Inside, the alcohol was hitting the kid pretty hard. He could barely stand. Boomer made him drink three glasses of water and take some painkillers.
It might help with the hangover he was going to have tomorrow, but it wasn’t going to do anything for whatever had broken him.
Make no mistake. If Boomer ever learned who had shattered this kid, he would track that son of a bitch down and kick his fucking ass.
Boomer knew what it looked like. He’d worn it once, bone-deep, life-ending, the kind of wound you crawled through alone.
He lifted his head.
Taylor stood in the open doorway, her expression soft, warm, steady. She motioned him inside. She had saved his life. Pulled him through the wreckage. Put him back together.
He thanked God every day for her.
He prayed, quietly, fiercely, that there was a woman out there for Kelly Gatlin…someone with that same kind of light. Someone he would actually let in. Someone who’d see the man beneath the beauty, the discipline, the danger.
God help them all if this deadly boy ever went off the rails again. Boomer would be there, and he’d stop him. Even if it broke him a second time.
Breakneck surfaced to pain. The dull, punishing, nauseous kind that came from whiskey, self-loathing, and decisions he couldn’t justify even to himself. His skull throbbed. His mouth tasted like regret, and something inside his chest felt hollowed out, scraped raw.
He blinked. Where the hell?—
Boomer’s guest room. Sheets rumpled. A bucket beside the bed. He looked at the leather vest thrown over a chair, the tightest jeans he owned, and the boots. He groaned softly.
Christ.
He pushed up on his elbows, stomach rolling hard enough to make the room tilt. A soft creak sounded from the doorway.
“Are you sick?”
Breakneck froze.
Ansel stood there, brown eyes solemn, blond hair a little messy, wearing mismatched socks and holding a glass of water like he’d been stationed there on purpose.
Breakneck scrubbed a hand over his face. “Yeah, buddy.
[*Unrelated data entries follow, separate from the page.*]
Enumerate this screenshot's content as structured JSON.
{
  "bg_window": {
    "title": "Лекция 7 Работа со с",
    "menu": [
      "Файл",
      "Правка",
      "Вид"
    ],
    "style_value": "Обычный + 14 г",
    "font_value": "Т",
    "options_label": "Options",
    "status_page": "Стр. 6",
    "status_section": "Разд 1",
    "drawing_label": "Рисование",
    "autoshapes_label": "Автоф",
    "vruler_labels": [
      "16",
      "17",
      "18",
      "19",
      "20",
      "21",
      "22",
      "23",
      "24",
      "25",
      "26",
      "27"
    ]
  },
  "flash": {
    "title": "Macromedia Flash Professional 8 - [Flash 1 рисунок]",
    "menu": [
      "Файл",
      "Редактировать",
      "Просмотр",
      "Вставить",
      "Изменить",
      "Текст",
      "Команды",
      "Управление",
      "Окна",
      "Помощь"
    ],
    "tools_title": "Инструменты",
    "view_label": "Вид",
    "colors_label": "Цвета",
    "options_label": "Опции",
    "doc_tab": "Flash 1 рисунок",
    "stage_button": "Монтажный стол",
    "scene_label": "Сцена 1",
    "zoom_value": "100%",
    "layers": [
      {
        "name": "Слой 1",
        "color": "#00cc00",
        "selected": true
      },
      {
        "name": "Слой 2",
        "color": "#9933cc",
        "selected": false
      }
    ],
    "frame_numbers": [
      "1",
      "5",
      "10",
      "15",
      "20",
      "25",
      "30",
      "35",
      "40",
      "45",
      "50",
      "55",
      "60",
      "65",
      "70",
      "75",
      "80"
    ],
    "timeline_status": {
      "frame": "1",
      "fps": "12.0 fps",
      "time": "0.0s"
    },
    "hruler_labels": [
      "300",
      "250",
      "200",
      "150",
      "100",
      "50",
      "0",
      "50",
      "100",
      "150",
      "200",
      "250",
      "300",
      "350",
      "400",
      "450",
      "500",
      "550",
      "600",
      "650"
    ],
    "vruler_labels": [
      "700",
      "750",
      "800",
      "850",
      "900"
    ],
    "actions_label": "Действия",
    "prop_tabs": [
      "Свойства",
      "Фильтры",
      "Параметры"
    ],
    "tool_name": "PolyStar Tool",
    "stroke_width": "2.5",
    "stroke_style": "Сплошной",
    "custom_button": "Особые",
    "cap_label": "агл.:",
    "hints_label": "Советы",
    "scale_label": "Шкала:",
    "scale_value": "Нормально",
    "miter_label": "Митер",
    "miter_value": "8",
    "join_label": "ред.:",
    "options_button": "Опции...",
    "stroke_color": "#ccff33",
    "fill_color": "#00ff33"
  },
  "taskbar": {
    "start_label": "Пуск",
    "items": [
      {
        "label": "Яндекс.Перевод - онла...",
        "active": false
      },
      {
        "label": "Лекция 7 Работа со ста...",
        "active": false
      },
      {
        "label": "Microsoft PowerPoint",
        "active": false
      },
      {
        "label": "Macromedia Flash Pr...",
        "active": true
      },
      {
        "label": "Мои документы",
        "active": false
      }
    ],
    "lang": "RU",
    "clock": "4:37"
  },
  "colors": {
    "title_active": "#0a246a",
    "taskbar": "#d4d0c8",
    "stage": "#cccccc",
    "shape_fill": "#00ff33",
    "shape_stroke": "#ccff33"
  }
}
I’m…a dumbass. Shit…sorry. Sorry for the language. Don’t repeat it.”
Ansel shrugged, unconcerned. “I’ve been a dumbass before.”
Breakneck huffed a laugh, then winced when it hurt. “Fair enough.”
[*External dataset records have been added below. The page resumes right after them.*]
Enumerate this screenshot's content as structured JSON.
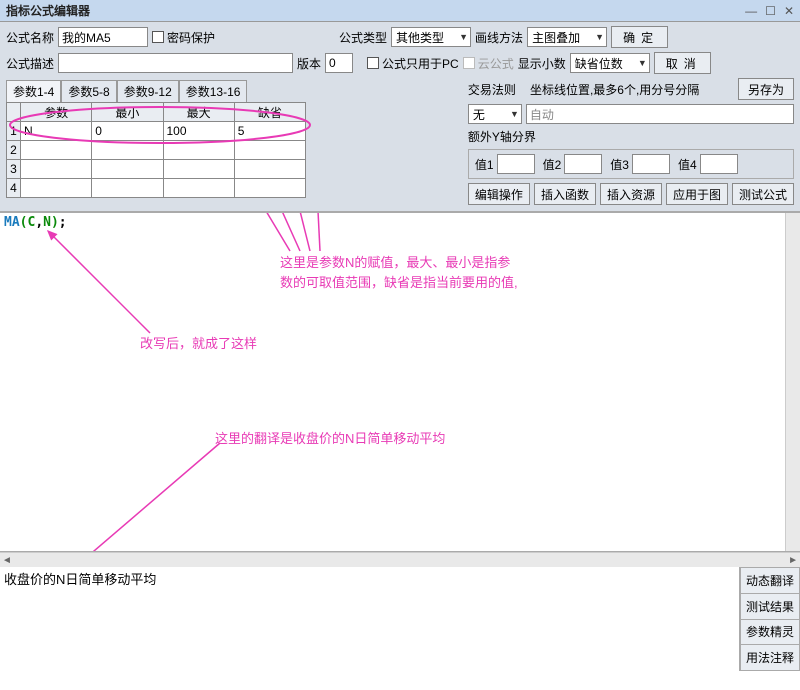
{
  "window": {
    "title": "指标公式编辑器"
  },
  "labels": {
    "name": "公式名称",
    "pwd_protect": "密码保护",
    "formula_type": "公式类型",
    "draw_method": "画线方法",
    "ok": "确定",
    "desc": "公式描述",
    "version": "版本",
    "only_pc": "公式只用于PC",
    "cloud": "云公式",
    "decimals": "显示小数",
    "cancel": "取消",
    "trade_rule": "交易法则",
    "coord_hint": "坐标线位置,最多6个,用分号分隔",
    "save_as": "另存为",
    "extra_y": "额外Y轴分界",
    "v1": "值1",
    "v2": "值2",
    "v3": "值3",
    "v4": "值4",
    "edit_op": "编辑操作",
    "insert_fn": "插入函数",
    "insert_res": "插入资源",
    "apply_fig": "应用于图",
    "test_formula": "测试公式"
  },
  "fields": {
    "name_value": "我的MA5",
    "version_value": "0",
    "formula_type_value": "其他类型",
    "draw_method_value": "主图叠加",
    "decimals_value": "缺省位数",
    "trade_rule_value": "无",
    "coord_value": "自动"
  },
  "tabs": [
    "参数1-4",
    "参数5-8",
    "参数9-12",
    "参数13-16"
  ],
  "param_headers": [
    "参数",
    "最小",
    "最大",
    "缺省"
  ],
  "params": [
    {
      "name": "N",
      "min": "0",
      "max": "100",
      "def": "5"
    },
    {
      "name": "",
      "min": "",
      "max": "",
      "def": ""
    },
    {
      "name": "",
      "min": "",
      "max": "",
      "def": ""
    },
    {
      "name": "",
      "min": "",
      "max": "",
      "def": ""
    }
  ],
  "code": {
    "fn": "MA",
    "arg1": "C",
    "arg2": "N"
  },
  "annotations": {
    "a1_line1": "这里是参数N的赋值，最大、最小是指参",
    "a1_line2": "数的可取值范围，缺省是指当前要用的值,",
    "a2": "改写后，就成了这样",
    "a3": "这里的翻译是收盘价的N日简单移动平均"
  },
  "status_text": "收盘价的N日简单移动平均",
  "side_buttons": [
    "动态翻译",
    "测试结果",
    "参数精灵",
    "用法注释"
  ]
}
The kid stepped inside, glancing behind him like he was checking for Taylor. Then he held out the water. “I’ve seen my dad like this before,” Ansel whispered. “He was always thirsty when he woke up.”
Breakneck took the glass with both hands. Drank until it was empty. Wiped his mouth. “Thanks.” Ansel nodded like he’d done something important. Breakneck set the glass down, exhaled slowly, then blurted before he could stop himself, “You…lost your dad to an overdose, right?”
Ansel’s mouth tightened. “Yeah.”
Breakneck regretted it instantly. “Kid, I?—”
“No, it’s okay,” Ansel said softly. “He was always sad. He needed something to help.”
That was…too close. He cleared his throat. “Do you ever…worry that maybe you’ll be like him?”
Ansel went a little pale. Looked down at his hands. “When I was in Portugal, yeah. I worried a lot. My grandmother wouldn’t let me be…me.” He swallowed. “But here with Boomer and Aunt Taylor, I feel different.”
Breakneck let his eyes close. A breath dragged out of him, heavy and jagged. “That’s good,” he whispered. “Really good.” His chest tightened. “Do you…remember him?”
Ansel scrunched his face, thinking hard. “It’s hard now. But I remember his hands, the way he sculpted, his laugh. Do those count?”
Breakneck reached out, squeezed the boy’s shoulder. “Yeah. Those count.”